Your BS Detector went off for all the right reasons.
Dem/Indie/Repub makes no difference. At a critical economic time, there should be agreement within all parties to suspend earmarks.
(sorry for the below diversion: my curiosity knows no bounds)
Just for grins, however, here are the origins of the words: EARMARK and PORK BARREL:
EARMARKS, in another literal sense, are the clippings and tattoos given farm animals, including pigs, that identify the animal to a specific farmer.
Origin: of PORK BARREL
As an actual container for storing pig meat in brine, the pork barrel has been with us since the early days of the Republic. It seems to have been a measure of present and future prosperity.

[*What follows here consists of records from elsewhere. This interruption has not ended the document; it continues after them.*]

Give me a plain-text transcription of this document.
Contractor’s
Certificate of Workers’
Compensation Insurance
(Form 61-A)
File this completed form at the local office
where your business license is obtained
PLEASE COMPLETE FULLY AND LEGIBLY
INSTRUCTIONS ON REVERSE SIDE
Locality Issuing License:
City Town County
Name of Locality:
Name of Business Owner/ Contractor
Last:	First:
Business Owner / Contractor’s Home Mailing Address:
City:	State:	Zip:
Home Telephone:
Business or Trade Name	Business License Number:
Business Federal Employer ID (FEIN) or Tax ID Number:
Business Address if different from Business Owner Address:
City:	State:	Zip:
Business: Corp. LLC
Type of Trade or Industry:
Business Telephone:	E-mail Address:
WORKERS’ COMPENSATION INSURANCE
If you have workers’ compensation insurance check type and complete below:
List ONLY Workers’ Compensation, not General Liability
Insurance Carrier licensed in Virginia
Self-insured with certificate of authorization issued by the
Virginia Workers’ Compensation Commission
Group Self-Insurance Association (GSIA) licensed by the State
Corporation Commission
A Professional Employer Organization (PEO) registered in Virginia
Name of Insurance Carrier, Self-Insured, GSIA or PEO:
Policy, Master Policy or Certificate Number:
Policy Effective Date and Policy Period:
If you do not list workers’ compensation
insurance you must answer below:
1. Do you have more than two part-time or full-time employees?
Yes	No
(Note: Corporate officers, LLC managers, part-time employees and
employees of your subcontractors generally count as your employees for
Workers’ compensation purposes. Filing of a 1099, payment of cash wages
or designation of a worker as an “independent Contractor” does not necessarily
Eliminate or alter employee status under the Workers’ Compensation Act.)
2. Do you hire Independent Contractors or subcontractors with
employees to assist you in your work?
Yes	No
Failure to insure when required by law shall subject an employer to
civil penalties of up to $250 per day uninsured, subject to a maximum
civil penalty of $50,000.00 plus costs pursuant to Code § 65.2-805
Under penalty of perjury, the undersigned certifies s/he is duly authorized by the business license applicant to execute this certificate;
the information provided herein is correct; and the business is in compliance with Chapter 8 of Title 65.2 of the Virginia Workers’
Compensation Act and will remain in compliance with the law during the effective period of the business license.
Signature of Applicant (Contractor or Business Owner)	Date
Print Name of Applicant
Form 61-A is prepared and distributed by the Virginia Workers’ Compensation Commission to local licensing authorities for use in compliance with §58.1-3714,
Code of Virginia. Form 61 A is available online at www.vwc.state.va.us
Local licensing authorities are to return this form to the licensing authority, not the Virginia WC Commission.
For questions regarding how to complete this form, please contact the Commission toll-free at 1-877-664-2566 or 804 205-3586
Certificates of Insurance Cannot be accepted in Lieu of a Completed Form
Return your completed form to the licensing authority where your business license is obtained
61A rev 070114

A farmer's almanac of 1801 urges readers to "mind our pork and cider barrels." A midcentury author states, "I hold a family to be in a desperate way, when the mother can see the bottom of the pork barrel." "I know our crops will be short next season," declares another almanac, "for the brine has all leaked out of the pork barrel!"
In the twentieth century, modern refrigeration made the actual pork barrel obsolete. But it took on new life in referring to political bills that bring home the bacon to a legislator's district and constituents. Pork had been used at least since the 1870s as a label for politically motivated federal funding for local projects like post offices. We read in the Congressional Record in regard to an 1888 rivers and harbors appropriation, "Has the pork been so cunningly divided amongst the members of the House in this bill that its final passage is assured?"
By 1909, pork barrel itself was making the rounds of Congress. An article that year explains that the Democratic Party "has periodically inveighed against the extravagance of the administration, but its representatives in the Legislature have exercised no critical surveillance over the appropriations. They have preferred to take for their own constituencies whatever could be got out of the congressional 'pork barrel.'" Similarly, an article in 1916 opposing a "trend towards national defense on the basis of the State militia" argues that it is "a triumph for the pork-barrel."
Even without ever having seen an actual pork barrel, we continue to use the term today for its vivid negative implications. A pork barrel suggests fat and grease, not only in its contents but also in those who reach for it.